Liability insurance gives you a layer of protection against lawsuit and lost of assets. However, it has a number of limitations: There are always limits on how much the insurance policy will pay for losses for which you are liable. If the court awards the person you’ve injured a judgment of $350,000 but your liability limit is just $100,000, the most the insurance policy will pay is $100,000. Guess who will have to come up with the remaining $250,000? That’s right: you! You will have to come up with the cash or face the real possibility of losing your home and/or other assets. There are many exclusions in your insurance policies. For example, any liability from an intentional or criminal act is excluded. Sexual harassment, employment discrimination or wrongful termination is typically excluded as well. Discharge of waste and other toxic materials is generally excluded. Liabilities arising from breach of contracts or agreements are typically not covered. Professional liabilities such as malpractice, errors and omissions are usually excluded unless a separate professional liability policy is in force. In other words, for a LARGE liability claim, the insurance company will try to find ways to avoid paying. So unless it is specifically and explicitly covered by the insurance policy, you are most likely on your own. In addition, any failure to disclose material facts in your application or failure to report any material changes after the policy is in force gives the insurance company a way out of paying a claim even if it is covered. Most insurance policies do not cover many more ways you can be sued. For example, you might be sued for misappropriation of other’s funds, fraud or allegation of fraud, breach of contract, slander, libel, copyright, trademark or patent infringement, divorce, accidents from a motorized speed race, a hostile working environment, a liability arising from a willful violation of an ordinance or a statute, suits from local, state or federal government agencies, just to name a few. You can’t even buy liability insurance for these risks in most cases. And if you can find insurance for these risks, they will likely cost a great deal.
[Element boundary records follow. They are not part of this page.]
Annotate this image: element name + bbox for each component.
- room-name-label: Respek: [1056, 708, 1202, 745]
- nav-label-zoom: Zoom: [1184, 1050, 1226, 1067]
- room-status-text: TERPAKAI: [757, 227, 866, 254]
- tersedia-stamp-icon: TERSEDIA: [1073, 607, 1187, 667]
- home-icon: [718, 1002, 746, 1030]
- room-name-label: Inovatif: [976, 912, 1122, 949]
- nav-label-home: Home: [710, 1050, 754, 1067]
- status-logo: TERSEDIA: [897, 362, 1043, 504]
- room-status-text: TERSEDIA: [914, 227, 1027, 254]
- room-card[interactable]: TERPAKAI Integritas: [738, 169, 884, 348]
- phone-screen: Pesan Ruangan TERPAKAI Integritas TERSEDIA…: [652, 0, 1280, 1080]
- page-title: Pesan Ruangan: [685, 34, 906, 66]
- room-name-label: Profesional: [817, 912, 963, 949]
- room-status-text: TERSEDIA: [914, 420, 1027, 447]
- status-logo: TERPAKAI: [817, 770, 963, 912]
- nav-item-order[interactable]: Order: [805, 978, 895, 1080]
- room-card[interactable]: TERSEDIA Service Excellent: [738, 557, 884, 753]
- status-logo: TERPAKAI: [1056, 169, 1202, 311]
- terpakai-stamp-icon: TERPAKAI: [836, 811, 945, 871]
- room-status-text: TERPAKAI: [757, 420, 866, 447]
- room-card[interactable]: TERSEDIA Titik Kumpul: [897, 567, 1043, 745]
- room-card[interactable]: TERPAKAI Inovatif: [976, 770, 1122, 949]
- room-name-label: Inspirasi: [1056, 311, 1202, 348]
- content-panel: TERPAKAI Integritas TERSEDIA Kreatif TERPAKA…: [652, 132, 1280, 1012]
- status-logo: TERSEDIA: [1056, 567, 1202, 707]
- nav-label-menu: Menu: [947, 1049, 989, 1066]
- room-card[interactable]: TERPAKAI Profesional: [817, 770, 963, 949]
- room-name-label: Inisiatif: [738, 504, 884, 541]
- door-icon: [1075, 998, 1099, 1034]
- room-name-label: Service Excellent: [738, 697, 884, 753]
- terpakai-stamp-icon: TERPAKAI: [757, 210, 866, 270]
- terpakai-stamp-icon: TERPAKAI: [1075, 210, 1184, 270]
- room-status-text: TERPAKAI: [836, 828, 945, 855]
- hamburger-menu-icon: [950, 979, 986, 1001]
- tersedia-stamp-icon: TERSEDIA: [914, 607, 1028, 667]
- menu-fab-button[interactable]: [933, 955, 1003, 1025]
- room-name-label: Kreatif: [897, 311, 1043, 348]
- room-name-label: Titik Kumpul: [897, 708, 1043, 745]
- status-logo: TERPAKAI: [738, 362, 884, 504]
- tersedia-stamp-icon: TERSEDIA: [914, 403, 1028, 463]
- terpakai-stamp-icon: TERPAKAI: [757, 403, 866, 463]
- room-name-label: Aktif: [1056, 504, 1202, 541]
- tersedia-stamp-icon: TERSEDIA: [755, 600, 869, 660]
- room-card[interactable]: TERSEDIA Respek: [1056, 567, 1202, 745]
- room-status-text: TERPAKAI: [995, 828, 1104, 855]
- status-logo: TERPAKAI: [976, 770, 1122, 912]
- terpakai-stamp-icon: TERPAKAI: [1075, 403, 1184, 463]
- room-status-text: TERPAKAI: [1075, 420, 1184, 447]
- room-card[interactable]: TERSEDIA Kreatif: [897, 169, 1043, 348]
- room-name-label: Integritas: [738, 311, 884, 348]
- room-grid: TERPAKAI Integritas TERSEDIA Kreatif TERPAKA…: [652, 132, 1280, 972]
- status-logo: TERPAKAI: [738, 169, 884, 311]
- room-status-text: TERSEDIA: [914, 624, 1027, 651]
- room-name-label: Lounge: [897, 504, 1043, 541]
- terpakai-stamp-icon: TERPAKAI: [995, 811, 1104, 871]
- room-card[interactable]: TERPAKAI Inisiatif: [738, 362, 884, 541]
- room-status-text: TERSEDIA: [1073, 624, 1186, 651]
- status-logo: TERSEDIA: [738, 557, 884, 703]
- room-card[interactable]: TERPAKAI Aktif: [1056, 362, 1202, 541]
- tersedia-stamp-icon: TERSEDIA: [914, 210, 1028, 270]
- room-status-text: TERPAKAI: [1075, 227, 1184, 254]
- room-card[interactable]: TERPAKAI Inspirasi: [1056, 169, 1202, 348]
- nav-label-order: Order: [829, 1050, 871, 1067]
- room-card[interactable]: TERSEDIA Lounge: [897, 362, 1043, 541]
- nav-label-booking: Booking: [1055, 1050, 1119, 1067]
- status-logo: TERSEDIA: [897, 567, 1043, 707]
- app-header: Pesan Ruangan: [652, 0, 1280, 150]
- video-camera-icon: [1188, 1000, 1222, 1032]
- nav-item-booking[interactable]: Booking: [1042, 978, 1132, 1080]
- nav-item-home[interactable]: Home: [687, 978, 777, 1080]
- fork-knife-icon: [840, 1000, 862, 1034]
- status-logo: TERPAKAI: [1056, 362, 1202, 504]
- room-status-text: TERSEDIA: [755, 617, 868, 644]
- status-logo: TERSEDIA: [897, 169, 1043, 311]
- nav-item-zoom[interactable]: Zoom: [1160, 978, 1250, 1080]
There is no question that we should all carry the insurance required by law, the lender or landlord as the first line of defense against lawsuits and loss of assets. However, since there are limits on what insurance will pay and there are too many situations where insurance will not provide the coverage, you cannot rely solely on insurance to protect your assets.

Oftentimes, just having all your assets visible to an aggressive injury attorney invites lawsuits that might otherwise not be filed. There is no better way to stop a potential lawsuit from starting than to lead the injury attorney to think that there won’t be any money or assets for him to collect after spending all the time and money to go to trial even if he wins.